The smuggler turned back to the group in the office. “Of course, we’re not going to be stupid enough to take Miss Gems’s advice!” he said. If he felt any uncertainty, it didn’t show in his voice or face. “Somebody has pulled a surprise trick with some radiation device and killed a number of people. But we’re on guard now, and we’re very far from helpless! Decrain will stay here to make sure Miss Gems does not attempt to interfere in any way. The rest of us will act as a group.”

He indicated the men who had been searching for Wergard. “There are four high-powered energy rifles on the shuttle. You four will handle them. Galester, Dr. Hishkan, Tornull, and I will have handguns. Dr. Hishkan tells me that the radiation suits used for dangerous inspection work in the Depot are stored on the ground level of this building.

“Remember, this device is an antipersonnel weapon. We’ll be in the suits, which will block its effect on us at least temporarily; we’ll be armed, and we’ll be in the shuttle. There’s a barrier exit at the building loading dock, through which we can get the shuttle out into the Depot. Scanscreens are being used in the control building to locate the device or its operator. When they’re found—”

The communicator clicked. Wergard’s voice said, “Volcheme, this is Wergard. Better listen!”

Volcheme’s head swung around. “What do you want?” It was almost a snarl.

“If you’d like a look at that antipersonnel weapon,” Wergard’s voice told him drily, “switch your screen to Section Thirty-six. You may change your mind about chasing it around in the shuttle.”

A few seconds later, the wall screen flickered and cleared. For an instant, they all stared in silence.

Like a sheet of living purple fire, the thing flowed with eerie swiftness along the surface of one of the Depot’s side streets toward a looming warehouse. Its size, Danestar thought, was the immediately startling factor—it spread across the full width of the street and was a hundred and fifty, perhaps two hundred, yards long.
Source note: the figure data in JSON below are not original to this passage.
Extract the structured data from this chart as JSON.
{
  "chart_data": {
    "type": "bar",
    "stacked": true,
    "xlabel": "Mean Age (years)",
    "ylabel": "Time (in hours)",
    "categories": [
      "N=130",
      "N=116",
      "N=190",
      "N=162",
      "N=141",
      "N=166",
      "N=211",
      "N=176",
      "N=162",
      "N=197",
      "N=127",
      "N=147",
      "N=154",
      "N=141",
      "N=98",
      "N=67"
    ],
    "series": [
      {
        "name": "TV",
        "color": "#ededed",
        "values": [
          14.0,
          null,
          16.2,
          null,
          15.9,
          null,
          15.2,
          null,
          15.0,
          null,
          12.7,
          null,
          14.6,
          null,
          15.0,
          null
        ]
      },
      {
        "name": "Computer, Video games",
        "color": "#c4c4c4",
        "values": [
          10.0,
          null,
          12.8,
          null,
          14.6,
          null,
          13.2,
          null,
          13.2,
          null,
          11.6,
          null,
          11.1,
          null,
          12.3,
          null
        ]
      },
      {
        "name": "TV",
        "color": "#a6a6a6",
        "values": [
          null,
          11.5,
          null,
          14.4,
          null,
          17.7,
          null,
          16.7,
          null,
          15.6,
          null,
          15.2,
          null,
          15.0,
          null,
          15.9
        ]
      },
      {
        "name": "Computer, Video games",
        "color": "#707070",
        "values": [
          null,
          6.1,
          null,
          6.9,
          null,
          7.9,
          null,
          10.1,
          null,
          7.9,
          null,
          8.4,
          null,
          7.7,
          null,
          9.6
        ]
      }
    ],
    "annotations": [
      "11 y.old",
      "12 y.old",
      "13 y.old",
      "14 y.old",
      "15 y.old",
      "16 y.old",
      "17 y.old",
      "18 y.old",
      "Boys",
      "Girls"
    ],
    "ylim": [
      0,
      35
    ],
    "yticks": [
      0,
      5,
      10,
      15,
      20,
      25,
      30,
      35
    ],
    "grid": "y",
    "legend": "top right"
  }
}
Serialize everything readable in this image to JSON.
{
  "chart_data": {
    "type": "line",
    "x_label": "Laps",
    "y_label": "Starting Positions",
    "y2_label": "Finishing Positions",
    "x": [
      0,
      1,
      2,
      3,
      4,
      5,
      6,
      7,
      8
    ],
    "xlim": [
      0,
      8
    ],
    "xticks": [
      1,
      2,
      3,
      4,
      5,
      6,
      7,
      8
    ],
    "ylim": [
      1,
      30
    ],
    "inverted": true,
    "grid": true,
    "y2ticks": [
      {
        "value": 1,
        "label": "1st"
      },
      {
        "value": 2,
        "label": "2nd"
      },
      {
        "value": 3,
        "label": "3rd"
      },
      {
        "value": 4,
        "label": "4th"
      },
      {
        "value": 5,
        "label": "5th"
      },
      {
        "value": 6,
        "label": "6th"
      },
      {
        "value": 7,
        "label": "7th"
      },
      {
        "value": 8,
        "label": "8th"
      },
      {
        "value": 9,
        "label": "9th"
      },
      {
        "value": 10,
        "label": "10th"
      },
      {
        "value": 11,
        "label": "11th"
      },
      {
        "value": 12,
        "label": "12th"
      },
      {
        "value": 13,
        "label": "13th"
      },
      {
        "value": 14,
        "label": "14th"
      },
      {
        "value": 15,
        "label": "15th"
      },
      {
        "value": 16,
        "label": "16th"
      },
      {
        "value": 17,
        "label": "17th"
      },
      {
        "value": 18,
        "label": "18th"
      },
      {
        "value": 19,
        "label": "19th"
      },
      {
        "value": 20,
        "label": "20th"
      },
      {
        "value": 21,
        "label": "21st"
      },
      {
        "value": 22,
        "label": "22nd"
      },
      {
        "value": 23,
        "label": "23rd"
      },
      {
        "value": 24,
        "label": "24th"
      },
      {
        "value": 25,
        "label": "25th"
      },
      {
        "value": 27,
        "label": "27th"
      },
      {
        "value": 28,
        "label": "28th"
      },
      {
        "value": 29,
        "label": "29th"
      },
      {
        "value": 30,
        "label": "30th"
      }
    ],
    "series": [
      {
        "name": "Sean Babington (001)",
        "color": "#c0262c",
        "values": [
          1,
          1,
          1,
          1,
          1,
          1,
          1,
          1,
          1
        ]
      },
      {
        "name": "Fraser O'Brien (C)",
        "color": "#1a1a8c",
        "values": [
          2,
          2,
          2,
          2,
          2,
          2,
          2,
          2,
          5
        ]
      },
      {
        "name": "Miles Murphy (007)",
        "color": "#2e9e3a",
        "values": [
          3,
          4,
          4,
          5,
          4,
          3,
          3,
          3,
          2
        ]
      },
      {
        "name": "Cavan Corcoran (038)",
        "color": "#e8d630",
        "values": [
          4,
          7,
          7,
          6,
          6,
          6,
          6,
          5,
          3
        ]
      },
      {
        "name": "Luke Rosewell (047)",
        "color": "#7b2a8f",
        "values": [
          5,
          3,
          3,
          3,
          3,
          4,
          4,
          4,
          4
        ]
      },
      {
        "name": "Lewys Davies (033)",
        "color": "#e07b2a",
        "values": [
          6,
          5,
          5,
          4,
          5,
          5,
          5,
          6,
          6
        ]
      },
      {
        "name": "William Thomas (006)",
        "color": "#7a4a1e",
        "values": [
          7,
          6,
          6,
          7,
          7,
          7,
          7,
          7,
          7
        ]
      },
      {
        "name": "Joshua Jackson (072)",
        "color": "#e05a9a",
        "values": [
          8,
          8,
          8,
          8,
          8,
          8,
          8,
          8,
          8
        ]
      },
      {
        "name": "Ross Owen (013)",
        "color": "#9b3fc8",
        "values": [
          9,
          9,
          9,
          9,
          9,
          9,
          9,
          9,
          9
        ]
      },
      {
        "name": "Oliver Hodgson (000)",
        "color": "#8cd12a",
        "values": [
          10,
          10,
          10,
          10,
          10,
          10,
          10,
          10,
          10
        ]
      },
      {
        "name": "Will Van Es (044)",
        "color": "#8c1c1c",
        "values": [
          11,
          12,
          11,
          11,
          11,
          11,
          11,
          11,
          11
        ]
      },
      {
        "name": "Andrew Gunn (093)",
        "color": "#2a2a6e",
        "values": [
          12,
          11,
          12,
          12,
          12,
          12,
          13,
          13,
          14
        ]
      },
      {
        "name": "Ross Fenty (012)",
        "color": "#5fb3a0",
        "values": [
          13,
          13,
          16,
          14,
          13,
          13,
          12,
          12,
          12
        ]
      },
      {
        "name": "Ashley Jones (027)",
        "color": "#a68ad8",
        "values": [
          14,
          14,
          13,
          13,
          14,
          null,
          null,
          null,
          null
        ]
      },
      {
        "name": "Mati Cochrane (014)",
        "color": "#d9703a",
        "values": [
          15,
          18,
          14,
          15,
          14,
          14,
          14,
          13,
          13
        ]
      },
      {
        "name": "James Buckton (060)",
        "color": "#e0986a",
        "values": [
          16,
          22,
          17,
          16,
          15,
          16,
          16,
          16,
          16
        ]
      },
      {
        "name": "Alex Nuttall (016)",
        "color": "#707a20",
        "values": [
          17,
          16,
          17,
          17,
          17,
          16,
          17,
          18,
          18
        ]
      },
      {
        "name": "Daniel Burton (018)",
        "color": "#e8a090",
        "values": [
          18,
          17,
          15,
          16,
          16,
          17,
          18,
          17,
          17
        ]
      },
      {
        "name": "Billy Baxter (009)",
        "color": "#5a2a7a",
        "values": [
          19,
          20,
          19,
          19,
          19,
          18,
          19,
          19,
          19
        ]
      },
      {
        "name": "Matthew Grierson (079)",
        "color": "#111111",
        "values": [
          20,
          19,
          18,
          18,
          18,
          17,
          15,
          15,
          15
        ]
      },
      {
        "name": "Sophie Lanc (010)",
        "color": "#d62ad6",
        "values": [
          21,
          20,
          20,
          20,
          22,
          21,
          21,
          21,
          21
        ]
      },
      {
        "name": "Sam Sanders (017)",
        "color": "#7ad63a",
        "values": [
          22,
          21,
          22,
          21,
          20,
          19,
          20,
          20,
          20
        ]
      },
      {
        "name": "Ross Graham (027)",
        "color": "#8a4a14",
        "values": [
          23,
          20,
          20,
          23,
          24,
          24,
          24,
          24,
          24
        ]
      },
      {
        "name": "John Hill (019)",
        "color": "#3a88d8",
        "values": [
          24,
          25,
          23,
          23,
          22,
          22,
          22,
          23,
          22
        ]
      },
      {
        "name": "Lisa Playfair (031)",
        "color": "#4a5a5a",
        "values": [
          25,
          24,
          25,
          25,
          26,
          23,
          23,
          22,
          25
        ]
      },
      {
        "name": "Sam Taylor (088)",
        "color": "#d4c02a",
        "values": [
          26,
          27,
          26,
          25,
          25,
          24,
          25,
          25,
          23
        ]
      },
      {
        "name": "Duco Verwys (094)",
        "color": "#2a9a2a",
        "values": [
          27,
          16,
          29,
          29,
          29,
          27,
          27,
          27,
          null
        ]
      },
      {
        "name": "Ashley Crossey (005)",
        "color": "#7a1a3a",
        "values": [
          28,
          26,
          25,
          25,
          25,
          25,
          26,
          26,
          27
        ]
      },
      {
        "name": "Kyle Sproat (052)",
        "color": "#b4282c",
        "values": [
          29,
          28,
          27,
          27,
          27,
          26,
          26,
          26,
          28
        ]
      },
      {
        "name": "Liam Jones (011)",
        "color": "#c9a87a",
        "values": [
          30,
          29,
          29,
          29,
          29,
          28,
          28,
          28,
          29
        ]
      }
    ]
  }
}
As it reached the warehouse, the big building’s defense field flared into activity. Instantly, the fiery apparition veered sideways, whipped around the corner of the street and was gone from sight.

Shifting views of the Depot flicked through the screen as Dr. Hishkan hurriedly manipulated the controls. He glanced around, eyes wide and excited. “I’ve lost it! It appears to be nowhere in the area.”

“I wouldn’t worry,” Volcheme said grimly. “It will show up again.” He asked Galester, “What did you make of that? What is it?”

Galester said, “It’s identical, of course, with what we saw engulfing the truck and the men at the lock. We saw only one section of it there. It emerged partly above the surface of the Depot and withdrew into it again. As to what it is . . . ” He shrugged. “I know of nothing to compare it to precisely!” He hesitated again, went on. “My impression was that it was moving purposefully—directing itself. Conceivably an energy weapon could control a mobile charge in such a manner that it would present that appearance.”